This is the first Wellness Feature post on LCR! Maria Fragapane, kinesiologist reviews The Wheat Belly for us. If you've wondered what the hype is all about, read her review. The Wellness Feature is a bi-monthly feature hosted every second Thursday. Feel free to tell us about any book or product that promotes well-being or that you would like to see reviewed here.
Published May 11, 2012
Trade paperback, 304 pages
I must say that as an Italian pasta/bread/biscotti/ lover, I was reticent to read a book whose intention was to vilify all that I held dear. How can a food with such ancient roots be bad for you?
My reticence turned to intrigue as Dr. William Davis took me on an educational journey. He starkly contrasts what used to be a healthy God-given grain to what is now a genetically and biochemically modified very distant relative sold under the guise of “healthy whole grains”.
This “modern wheat” is not what it was intended to be. Its laboratory modifications have rendered it so addictive that its presence in most processed foods has contributed to the obesity epidemic. Modern wheat has also triggered cascades of inflammatory and destructive immune responses linked to gastrointestinal problems, arthritic pain, cardiac disease, mood & sleep disorders and dementia.
Dr. Davis not only backs up his claims in a very scientific manner but manages to “lighten” the book with multiple case studies that are relatable and understandable to all readers.

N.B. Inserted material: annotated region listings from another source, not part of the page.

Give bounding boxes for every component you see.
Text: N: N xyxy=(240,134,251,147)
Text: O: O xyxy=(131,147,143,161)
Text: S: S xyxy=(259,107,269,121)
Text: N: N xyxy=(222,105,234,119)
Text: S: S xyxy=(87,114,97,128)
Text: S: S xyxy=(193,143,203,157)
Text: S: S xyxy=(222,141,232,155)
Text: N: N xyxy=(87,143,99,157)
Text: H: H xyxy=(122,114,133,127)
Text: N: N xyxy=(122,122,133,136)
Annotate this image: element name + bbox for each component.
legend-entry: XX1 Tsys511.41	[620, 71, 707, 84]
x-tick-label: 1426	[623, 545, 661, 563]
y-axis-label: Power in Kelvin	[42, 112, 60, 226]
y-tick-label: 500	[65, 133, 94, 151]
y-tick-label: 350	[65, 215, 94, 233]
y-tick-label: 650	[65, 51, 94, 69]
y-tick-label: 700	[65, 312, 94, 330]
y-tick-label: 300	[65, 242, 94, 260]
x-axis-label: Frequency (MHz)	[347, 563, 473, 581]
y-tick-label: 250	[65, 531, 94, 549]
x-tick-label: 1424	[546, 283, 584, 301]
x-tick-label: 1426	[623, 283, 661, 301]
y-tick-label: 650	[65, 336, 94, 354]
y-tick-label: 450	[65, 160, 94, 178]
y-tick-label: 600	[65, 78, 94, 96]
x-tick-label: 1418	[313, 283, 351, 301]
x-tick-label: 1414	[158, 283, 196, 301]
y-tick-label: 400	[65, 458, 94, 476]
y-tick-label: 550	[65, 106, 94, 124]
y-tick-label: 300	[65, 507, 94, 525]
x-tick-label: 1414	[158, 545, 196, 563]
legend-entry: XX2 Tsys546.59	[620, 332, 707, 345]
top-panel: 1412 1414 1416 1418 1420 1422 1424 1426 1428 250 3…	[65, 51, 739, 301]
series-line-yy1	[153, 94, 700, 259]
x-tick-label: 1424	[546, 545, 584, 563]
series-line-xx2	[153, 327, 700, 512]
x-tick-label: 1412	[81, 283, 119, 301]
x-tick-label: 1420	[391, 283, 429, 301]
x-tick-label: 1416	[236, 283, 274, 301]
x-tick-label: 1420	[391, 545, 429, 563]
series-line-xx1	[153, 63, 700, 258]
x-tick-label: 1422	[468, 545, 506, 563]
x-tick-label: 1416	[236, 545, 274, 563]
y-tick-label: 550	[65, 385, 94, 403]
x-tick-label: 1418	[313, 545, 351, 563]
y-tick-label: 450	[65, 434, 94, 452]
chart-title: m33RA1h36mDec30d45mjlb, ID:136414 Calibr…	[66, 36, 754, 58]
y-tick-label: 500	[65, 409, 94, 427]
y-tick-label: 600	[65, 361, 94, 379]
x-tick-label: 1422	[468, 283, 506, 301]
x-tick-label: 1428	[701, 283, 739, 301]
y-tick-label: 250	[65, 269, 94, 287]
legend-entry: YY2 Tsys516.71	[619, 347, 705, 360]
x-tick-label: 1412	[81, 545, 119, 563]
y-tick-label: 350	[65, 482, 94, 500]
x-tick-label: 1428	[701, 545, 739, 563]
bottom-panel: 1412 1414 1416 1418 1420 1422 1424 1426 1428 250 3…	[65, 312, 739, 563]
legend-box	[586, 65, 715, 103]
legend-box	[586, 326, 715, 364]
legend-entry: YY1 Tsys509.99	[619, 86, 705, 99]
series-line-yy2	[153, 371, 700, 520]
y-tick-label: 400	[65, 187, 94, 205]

I felt this book to be a revelation, a connecting of the dots for me. I began to observe and question more and more the dietary habits of my senior clients, my family, my friends (and myself!) whose medical histories sometimes confounded me. This new information introduced a viable alternate solution to some medical issues. It offers a step towards prevention rather than the North American “medicated” band-aid solutions we are all familiar with. Simply said: “We are what we eat” and body breakdowns are inevitable if we fuel ourselves with bagels and crackers.
The only disappointment I have regarding Wheat Belly is that it is not an easy “sell”. Several friends have attempted to read it and gave up once the scientific lingo began. This is no fault of the author since the credibility of this book is primarily related to the knowledgeable interpretation of these physiological systems and scientific data. In my opinion, he does a very good job of “mixing it up” with layman’s terms. So, my recommendation: READ THIS BOOK! If you can get through the “boring” but necessary scientific explanations, you will have gained a tremendous amount of insight and motivation. It may be just what you need to get you to eat healthy, whole foods the way we were intended to, without the boxes or laboratories.
Reviewed by Maria Fragapane
Disclosure: I bought this book. I was not told how to rate or review this product.